On 2 August 2017 the CMA published a consultation document to accompany its draft revised guidance on the appropriate amount of a penalty in respect of infringements of the prohibitions against anticompetitive agreements (Chapter I of the CA98 and Article 101 of the TFEU) and abuse of a dominant position (Chapter II of the CA98 and Article 102 of the TFEU). The consultation maintains the six-step fine calculation framework set out in the current guidance (published in September 2012) but proposes some limited changes to take account of recent decisional practice. The amendments aim to provide further transparency in the penalty-setting process and thereby increase certainty for businesses. They include:
(i) Starting point for fines. While the revised guidance retains 30 per cent of a company’s relevant turnover as the maximum starting point for the fine, it provides further detail as to how the CMA applies the percentage range in order to reflect the seriousness of the infringement, in particular in less severe cases.1 Although the CMA aims to avoid a prescriptive system, it will generally use a starting point of between 21 per cent and 30 per cent for the most serious types of infringement, including, from a Chapter I/Article 101 prohibition perspective, cartel activities (such as price fixing and market sharing) and other ‘by object’ infringements and, from a Chapter II/Article 102 prohibition perspective, conduct that is likely to have a serious exploitative or exclusionary effect (such as excessive and predatory pricing). A starting point of between 10 per cent and 20 per cent is likely to be appropriate for less serious ‘by object’ infringements and infringements ‘by effect’ under Chapter I/Article 101, and for infringing conduct under Chapter II/Article 102 that is less likely to be harmful. The CMA also proposes to clarify the factors it considers when deciding whether the starting point should be adjusted and that its seriousness assessment is made with regard to the specific circumstances of the case.
(ii) Adjustment for aggravating and mitigating factors. The CMA plans to include failure to comply with competition law following receipt of a warning or advisory letter in respect of the same or similar conduct as an additional example of a potential aggravating factor. The CMA also describes in the revised guidance several additional factors that it considers show a clear commitment to competition law compliance, such that it may reduce the fine.
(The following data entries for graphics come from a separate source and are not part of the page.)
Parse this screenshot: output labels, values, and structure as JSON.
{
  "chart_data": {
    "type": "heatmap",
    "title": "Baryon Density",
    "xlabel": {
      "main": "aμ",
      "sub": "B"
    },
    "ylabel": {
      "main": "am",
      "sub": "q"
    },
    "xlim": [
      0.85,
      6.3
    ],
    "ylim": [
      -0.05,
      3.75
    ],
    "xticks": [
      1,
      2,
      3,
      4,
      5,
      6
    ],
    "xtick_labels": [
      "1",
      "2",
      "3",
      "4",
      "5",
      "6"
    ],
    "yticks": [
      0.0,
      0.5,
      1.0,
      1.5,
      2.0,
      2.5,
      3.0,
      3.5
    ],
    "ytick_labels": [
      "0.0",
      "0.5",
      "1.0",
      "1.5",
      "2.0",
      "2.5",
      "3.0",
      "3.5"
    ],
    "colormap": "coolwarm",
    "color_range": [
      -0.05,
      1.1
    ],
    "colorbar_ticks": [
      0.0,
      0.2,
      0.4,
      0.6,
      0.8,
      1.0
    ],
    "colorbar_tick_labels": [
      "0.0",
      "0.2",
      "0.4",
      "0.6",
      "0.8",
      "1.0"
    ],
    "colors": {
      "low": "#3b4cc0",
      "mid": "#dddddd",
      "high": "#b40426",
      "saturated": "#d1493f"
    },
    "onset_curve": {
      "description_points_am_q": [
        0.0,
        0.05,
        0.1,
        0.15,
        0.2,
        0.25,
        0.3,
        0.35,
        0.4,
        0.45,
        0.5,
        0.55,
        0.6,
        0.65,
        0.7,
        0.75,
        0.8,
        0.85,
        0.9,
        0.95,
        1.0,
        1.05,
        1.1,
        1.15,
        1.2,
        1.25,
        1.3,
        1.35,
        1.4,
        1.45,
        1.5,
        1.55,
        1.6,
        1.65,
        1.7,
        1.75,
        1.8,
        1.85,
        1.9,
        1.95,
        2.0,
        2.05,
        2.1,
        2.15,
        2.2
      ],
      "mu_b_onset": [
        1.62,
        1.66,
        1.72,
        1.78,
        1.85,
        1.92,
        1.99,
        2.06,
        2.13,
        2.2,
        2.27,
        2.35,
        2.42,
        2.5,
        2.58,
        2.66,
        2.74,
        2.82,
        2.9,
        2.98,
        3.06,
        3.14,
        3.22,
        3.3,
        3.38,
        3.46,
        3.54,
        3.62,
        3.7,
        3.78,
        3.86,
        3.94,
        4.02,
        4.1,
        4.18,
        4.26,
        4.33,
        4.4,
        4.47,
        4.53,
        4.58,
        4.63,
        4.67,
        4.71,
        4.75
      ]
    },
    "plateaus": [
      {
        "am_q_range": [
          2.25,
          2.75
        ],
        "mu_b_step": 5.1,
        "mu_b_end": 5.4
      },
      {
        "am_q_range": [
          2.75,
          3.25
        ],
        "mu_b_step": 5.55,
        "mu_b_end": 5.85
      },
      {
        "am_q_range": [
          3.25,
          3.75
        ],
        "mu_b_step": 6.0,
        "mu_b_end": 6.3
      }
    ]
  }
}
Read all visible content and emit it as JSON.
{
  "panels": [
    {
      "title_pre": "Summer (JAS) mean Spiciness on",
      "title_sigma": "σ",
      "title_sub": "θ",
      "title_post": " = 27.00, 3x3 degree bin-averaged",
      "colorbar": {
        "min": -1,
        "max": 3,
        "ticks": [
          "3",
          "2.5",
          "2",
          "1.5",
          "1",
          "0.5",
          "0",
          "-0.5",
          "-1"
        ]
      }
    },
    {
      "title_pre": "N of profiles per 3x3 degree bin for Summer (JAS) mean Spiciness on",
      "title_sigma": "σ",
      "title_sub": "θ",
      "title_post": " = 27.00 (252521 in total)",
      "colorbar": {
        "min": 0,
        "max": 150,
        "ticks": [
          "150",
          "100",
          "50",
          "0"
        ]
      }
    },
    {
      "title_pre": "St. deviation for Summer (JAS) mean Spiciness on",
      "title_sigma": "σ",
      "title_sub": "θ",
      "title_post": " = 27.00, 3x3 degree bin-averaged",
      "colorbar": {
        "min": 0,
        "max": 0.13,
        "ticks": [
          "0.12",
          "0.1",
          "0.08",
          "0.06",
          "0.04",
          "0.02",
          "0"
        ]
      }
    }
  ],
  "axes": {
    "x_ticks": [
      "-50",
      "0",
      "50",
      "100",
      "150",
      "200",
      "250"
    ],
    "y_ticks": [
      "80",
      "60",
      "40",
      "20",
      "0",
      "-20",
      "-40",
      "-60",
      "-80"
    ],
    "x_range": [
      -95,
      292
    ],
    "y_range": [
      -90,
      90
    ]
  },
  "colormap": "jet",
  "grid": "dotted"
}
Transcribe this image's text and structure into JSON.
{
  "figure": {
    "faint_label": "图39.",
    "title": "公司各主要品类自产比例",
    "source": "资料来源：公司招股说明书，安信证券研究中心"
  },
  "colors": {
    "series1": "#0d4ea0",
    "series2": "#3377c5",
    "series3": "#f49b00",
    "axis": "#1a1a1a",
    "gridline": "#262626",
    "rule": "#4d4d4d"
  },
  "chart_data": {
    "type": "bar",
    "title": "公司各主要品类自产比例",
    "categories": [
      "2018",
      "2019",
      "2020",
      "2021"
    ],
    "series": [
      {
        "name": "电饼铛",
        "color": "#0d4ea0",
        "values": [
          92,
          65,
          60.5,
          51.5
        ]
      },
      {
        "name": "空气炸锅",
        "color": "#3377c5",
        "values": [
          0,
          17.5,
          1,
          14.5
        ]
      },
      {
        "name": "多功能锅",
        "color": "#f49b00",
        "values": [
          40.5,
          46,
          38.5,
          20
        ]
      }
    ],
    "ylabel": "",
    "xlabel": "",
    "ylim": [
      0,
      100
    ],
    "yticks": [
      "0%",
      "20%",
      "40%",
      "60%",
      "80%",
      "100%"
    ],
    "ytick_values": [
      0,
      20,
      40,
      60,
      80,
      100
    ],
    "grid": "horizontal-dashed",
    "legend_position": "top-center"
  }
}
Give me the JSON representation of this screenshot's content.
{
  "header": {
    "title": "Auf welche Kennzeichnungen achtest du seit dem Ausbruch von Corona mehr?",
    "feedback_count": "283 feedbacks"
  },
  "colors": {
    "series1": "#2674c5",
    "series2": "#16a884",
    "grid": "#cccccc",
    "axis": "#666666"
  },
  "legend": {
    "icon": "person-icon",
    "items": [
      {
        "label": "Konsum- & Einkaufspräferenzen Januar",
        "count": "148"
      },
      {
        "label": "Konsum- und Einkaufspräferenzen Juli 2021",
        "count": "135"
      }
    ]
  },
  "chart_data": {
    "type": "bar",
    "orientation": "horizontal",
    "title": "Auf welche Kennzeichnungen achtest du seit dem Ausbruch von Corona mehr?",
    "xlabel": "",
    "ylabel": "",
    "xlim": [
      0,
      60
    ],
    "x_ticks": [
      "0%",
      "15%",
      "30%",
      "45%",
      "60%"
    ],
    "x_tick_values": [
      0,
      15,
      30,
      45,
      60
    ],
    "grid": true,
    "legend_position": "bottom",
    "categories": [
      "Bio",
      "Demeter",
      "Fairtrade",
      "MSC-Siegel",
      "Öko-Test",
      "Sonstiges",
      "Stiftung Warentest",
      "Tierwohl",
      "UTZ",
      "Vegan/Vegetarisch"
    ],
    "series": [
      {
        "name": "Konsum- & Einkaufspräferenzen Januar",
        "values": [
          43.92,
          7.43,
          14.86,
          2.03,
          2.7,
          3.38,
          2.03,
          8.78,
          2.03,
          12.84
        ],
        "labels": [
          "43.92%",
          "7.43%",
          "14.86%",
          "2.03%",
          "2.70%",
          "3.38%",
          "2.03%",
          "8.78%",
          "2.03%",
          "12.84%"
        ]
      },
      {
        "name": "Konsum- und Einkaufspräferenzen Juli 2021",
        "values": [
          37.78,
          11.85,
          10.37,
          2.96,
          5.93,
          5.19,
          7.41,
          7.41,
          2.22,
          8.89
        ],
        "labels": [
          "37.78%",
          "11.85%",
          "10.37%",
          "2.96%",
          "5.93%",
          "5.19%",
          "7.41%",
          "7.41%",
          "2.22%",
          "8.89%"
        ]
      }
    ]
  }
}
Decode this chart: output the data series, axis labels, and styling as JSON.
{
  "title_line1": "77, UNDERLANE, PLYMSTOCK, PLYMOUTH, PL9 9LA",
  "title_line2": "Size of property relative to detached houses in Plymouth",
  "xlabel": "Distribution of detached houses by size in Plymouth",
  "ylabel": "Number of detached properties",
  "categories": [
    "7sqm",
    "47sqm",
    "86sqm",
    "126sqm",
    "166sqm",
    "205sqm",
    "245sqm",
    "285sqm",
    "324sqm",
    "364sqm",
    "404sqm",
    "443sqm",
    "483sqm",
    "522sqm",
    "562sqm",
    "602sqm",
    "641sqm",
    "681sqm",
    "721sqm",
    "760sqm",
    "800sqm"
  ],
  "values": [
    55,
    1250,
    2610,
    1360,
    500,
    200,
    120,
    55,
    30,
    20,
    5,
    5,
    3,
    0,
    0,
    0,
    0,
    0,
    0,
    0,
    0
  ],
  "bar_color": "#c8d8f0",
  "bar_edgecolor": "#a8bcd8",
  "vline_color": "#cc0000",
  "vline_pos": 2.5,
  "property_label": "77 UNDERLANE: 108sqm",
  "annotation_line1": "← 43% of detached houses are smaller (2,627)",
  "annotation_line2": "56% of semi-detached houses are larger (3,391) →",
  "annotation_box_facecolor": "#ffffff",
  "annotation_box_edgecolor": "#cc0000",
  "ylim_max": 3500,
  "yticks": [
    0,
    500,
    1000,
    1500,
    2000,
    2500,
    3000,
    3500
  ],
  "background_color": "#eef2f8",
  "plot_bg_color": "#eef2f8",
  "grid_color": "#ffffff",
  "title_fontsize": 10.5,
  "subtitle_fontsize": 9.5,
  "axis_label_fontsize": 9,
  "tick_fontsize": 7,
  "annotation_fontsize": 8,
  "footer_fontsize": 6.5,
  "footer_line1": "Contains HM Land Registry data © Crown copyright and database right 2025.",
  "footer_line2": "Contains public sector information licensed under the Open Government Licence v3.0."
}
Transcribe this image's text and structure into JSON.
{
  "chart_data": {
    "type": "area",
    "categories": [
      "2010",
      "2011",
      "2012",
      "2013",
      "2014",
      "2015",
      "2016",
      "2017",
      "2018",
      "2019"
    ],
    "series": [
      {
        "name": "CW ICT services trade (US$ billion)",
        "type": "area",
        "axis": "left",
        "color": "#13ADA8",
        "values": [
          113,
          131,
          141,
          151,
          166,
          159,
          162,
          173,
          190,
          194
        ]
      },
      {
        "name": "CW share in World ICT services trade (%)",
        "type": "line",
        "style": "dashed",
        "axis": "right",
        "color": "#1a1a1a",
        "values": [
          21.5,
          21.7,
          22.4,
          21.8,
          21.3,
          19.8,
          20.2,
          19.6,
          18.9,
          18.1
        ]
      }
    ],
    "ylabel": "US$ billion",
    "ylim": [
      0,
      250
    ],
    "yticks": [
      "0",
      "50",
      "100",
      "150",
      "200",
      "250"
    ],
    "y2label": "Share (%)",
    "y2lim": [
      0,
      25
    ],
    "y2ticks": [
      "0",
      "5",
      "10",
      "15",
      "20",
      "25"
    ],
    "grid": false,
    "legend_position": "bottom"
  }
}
These include a company publishing a statement on its website regarding its commitment to comply with competition law, and reviewing compliance activity periodically and reporting this to the CMA. In addition, the CMA intends to include the provision of voluntary witness interviews and/or witness statements as an example of when it may make a reduction for co-operation with the investigation.
(iii) Adjustment for specific deterrence and proportionality. The revised guidance states that the CMA will typically consider profit after tax, net assets and dividends as reliable indicators of a company’s size and financial position and that it may consider any relevant indicator over a period of time (usually three years) in order to get an accurate picture of a company’s true financial position.
(iv) Reductions for leniency and settlement. The CMA intends to update the fining guidance to reflect the possibility of a discount where a company obtains approval for its voluntary redress scheme.2
Interested parties are invited to submit their views on the proposed revisions, and also to indicate whether there are any other areas of the current fining guidance that could usefully be clarified, by 27 September 2017.